I have 2 houses rented out which are making a profit

Is it possible to write off the profit made on the rental income from the houses against a farming loss brought forward from previous year, there will be a small profit on the farm this year.

I also have normal PAYE income


----------



## WindUp (11 Oct 2011)

If you make a trading or professional loss, you may reduce your income from all sources by the amount of the loss. Any unused balance may be carried forward against your trading or professional income for the next and later tax years-- see tax consolidations act s381


----------



## trg (12 Oct 2011)

Correct me if I'm wrong but as I understand it it is only the current year loss that can be written off against current year profit. You can use a farming loss carried forward from a prior year against a current year rental profit and P60. If you elect not to offset a farming loss and istead carry it forward then same applies i.e. you can only offset against future farm profits.

As far as I am aware (I confess to not knowing the relevant tax act) you can only offset farm losses against other income in the year in which it arises for 3 consecutive years. In year 4 you must carry it forward and use for future farm profits. In years 5/6/7 you can offset the farm losses again then against current year profits.


----------



## mandelbrot (12 Oct 2011)

trg said:


> As far as I am aware (I confess to not knowing the relevant tax act) you can only offset farm losses against other income in the year in which it arises for 3 consecutive years. In year 4 you must carry it forward and use for future farm profits. In years 5/6/7 you can offset the farm losses again then against current year profits.



S.662 TCA 97 is the relevant provision in the legislation.

It provides that:
A farming or market gardening loss does not qualify for loss relief unless it is shown that, for the accounting period in which the loss was incurred, the farming or market gardening was being engaged in on a commercial basis and with a view to being profitable.

It further provides that:
Loss relief is not given for a farming or market gardening loss in any accounting period if a loss (computed without regard to capital allowances) was incurred in that accounting period and in each accounting period wholly or partly within the prior 3 years.

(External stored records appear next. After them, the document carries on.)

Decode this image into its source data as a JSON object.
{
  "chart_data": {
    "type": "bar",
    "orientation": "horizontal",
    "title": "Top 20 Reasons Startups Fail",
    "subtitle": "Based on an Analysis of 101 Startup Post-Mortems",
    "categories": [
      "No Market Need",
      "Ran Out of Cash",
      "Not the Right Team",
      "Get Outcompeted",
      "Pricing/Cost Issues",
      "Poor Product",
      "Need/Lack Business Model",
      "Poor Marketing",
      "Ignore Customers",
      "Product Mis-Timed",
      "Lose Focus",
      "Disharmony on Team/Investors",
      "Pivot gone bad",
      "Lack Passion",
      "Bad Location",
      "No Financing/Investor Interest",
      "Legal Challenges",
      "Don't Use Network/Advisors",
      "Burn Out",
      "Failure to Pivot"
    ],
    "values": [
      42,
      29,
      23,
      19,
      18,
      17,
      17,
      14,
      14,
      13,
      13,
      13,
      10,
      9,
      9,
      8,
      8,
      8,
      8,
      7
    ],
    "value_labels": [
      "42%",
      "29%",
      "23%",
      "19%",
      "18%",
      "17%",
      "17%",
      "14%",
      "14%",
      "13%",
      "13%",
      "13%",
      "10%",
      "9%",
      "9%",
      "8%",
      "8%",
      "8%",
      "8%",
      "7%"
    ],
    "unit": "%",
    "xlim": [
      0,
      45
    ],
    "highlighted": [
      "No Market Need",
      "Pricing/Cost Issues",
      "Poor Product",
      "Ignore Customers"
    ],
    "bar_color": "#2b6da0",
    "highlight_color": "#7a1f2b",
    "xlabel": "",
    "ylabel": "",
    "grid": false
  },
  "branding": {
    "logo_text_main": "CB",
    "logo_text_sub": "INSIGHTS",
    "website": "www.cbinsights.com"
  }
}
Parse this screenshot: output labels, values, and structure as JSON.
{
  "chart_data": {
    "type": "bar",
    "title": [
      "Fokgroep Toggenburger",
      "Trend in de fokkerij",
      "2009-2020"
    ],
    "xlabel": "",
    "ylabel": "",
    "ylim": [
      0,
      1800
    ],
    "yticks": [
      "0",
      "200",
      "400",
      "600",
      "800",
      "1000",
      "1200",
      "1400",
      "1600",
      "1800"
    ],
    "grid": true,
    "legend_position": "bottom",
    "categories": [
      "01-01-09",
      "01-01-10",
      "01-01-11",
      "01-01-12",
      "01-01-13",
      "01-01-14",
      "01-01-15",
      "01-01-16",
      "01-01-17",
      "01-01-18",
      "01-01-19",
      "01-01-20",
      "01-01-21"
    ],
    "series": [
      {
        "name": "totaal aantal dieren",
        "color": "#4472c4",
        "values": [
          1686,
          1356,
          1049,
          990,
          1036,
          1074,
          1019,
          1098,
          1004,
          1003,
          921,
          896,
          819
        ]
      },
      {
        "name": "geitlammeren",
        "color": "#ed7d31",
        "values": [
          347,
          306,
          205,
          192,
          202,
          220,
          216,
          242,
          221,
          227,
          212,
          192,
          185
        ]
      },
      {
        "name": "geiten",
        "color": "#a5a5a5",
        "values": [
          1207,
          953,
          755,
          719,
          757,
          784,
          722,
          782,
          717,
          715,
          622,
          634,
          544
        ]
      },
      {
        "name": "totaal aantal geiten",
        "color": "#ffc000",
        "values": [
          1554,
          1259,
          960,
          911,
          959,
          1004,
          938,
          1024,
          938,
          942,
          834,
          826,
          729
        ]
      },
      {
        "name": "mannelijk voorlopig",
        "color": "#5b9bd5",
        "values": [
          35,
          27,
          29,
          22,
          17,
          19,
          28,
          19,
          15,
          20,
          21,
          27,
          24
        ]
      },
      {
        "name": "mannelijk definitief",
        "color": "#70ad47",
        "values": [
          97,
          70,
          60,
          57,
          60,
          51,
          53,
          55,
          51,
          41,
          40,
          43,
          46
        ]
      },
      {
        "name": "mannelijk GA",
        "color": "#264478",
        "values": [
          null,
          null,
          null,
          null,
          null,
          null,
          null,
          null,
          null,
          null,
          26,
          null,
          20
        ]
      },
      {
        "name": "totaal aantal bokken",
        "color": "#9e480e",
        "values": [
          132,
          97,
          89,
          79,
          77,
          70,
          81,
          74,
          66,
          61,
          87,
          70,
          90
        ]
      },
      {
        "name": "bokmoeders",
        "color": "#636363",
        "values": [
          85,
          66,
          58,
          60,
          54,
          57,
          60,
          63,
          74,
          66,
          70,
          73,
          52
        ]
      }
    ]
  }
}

So once you hit year 4 of losses Revenue will withdraw the loss relief, and if you still have losses in years 5, 6 and 7 I doubt you'll find Revenue too amenible towards the idea that the farming activity is being engaged in on a commercial basis... 

The only reason you would be claiming the relief under S.381 is that you have other income, the tax on which you wish to shelter by setting the farming loss off against it, and TBH if that's the case for 4 (or 7!) years then it becomes clear you're only a hobby farmer...


----------



## shej (12 Oct 2011)

I also have a PAYE income and two rental houses making a loss!!!, can the loss be offset aginst my PAYE?
Thanks


----------



## WindUp (13 Oct 2011)

Fraid not Shej


----------



## trg (13 Oct 2011)

mandelbrot said:


> TBH if that's the case for 4 (or 7!) years then it becomes clear you're only a hobby farmer...


 
Would dispute this in particular with Farming given the high level of capital expenditure involved in start-up years. With premiums decreasing and cost of finance together with capital allowances its quite likely that farmers will have a tax loss in start up years. If it can be proven that the investment is with a view to getting the enterprise to profitability then I would be confident that Revenue would be happy enough. 

If you are a big PAYE earner and attempting to put personal expenditure through the farm and thereby getting a refund of PAYE tax deducted then this would not wash obviously.


----------



## T McGibney (13 Oct 2011)

trg said:


> Would dispute this in particular with Farming given the high level of capital expenditure involved in start-up years. With premiums decreasing and cost of finance together with capital allowances its quite likely that farmers will have a tax loss in start up years.



The 'hobby farmer' rule refers solely to profits before capital allowances, as  has mentioned earlier.


----------